I am very troubled by these "bloopers," which obviously could well have been fabricated. Who has such a free and broad range to so many medical charts?
They seem to reinforce a stereotype, and imply a comic classification of a group of people as this-or-that.
The only thing that separates this from bigotry is that doctors can be resented but not victimized, in the "conventional wisdom."
Many apologists for bigotry might state "but not my doctor," in the same way that people assure each other, "Some of my best friends are (Jewish, black, gay.)"
This presumes the arrogance of the speaker to promote individuals to full humanity (Ich-du) while leaving the unseparated lump of people in the denigrated class. (Ich-es).
Humor speaks volumes, whether Freud is out of fashion or no.

 
At Tuesday, August 14, 2012 9:02:00 PM, Blogger SteveofCaley said...

Moreover, not to come off as some sort of prim sourpuss, but I note a statement that deserves a comment:
"if they or their cousins are written in medical charts, they not only appear ambiguous but may in some cases be harmful for the safe and effective medical management of patients."
Upon what is that assertion founded, other than a long legacy of un-analyzed thought, repeated as gospel, down the medical education tree?
One of the most amazing skills that is nearly lost from our culture is the ability to listen to someone so hard as to feel their essence speaking. This, if anything, is one of the few cardinal skills which will be a faithful servant during practice.
In the custom of our notes, we reach the "intellego" - a concept in Latin meaning "to understand, comprehend, see."
Clumsy prose by the note-taker is simply tangential to the process by which we practice. A reader of the chart who cannot practice "dia-gnosis" or the seeing-through of obscurity, might err in the care of patients who are "hot in bed." That old bugaboo on charting accuracy is a fairy tale, constructed as fairy tales are to explain the complex and tragic.

 
At Tuesday, August 14, 2012 9:11:00 PM, Blogger Maurice Bernstein, M.D. said...

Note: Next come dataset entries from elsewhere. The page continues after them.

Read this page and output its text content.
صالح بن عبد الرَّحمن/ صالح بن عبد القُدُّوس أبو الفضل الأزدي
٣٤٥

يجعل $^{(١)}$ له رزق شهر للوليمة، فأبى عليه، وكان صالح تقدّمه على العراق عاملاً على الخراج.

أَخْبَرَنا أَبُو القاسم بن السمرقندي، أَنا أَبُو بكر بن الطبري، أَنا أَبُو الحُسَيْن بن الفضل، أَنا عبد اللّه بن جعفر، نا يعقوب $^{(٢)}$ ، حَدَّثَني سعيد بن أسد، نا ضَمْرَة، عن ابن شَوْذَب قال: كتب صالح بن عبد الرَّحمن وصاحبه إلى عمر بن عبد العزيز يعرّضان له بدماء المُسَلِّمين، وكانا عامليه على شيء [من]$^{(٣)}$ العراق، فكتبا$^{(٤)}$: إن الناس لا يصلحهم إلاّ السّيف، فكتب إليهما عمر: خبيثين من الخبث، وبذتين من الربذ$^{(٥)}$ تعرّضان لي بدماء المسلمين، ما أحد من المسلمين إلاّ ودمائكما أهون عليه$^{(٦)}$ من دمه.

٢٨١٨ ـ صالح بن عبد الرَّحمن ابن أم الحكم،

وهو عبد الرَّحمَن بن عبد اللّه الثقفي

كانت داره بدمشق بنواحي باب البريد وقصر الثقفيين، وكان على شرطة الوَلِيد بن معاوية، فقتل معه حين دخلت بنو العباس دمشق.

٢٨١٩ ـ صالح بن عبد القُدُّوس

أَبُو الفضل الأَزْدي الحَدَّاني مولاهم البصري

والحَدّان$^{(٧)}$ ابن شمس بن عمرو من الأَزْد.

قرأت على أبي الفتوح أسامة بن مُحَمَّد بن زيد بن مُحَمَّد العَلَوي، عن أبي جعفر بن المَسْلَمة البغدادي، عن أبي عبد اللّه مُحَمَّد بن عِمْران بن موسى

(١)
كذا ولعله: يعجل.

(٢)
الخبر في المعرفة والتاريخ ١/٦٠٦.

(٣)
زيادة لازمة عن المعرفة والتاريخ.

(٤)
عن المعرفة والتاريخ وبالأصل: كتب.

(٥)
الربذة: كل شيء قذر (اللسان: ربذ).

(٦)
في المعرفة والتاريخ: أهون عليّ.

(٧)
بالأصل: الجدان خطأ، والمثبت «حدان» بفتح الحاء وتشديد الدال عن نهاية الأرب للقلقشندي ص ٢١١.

I am not sure whether these "bloopers" are real or not, but whatever, they are representative of a host of real "mis-writing" that I wrote about in the tread "Medical Bloopers: A Medical Communication Defect" posted Dec. 12 2008 and which was as follows:


The problem with these hospital chart bloopers is that they represent a failing on the part of medical students or even physicians who write notes in the chart. The failing is, either because of lack of time or interest, what is written is not read by the writer after the pen touches the paper. What I keep teaching my medical students about their write-ups is to read, read, and re-read what they have just written but to read their statements as some ignorant reader who has no knowledge regarding the clinical situation and decide whether they understand what was written and whether the words make sense. Ambiguous comments in the chart may be funny to read, as many of the statements below, but their presence represents a defect in the communication system and, in some case, may lead to misinterpretation and harm to the patient.


SteveofCaley, I doubt bigotry is a factor in this discussion. Rather, all this is the result of the rush in the providing of profession medical care and we are left with amusing evidence of that rushing professional behavior. ..Maurice.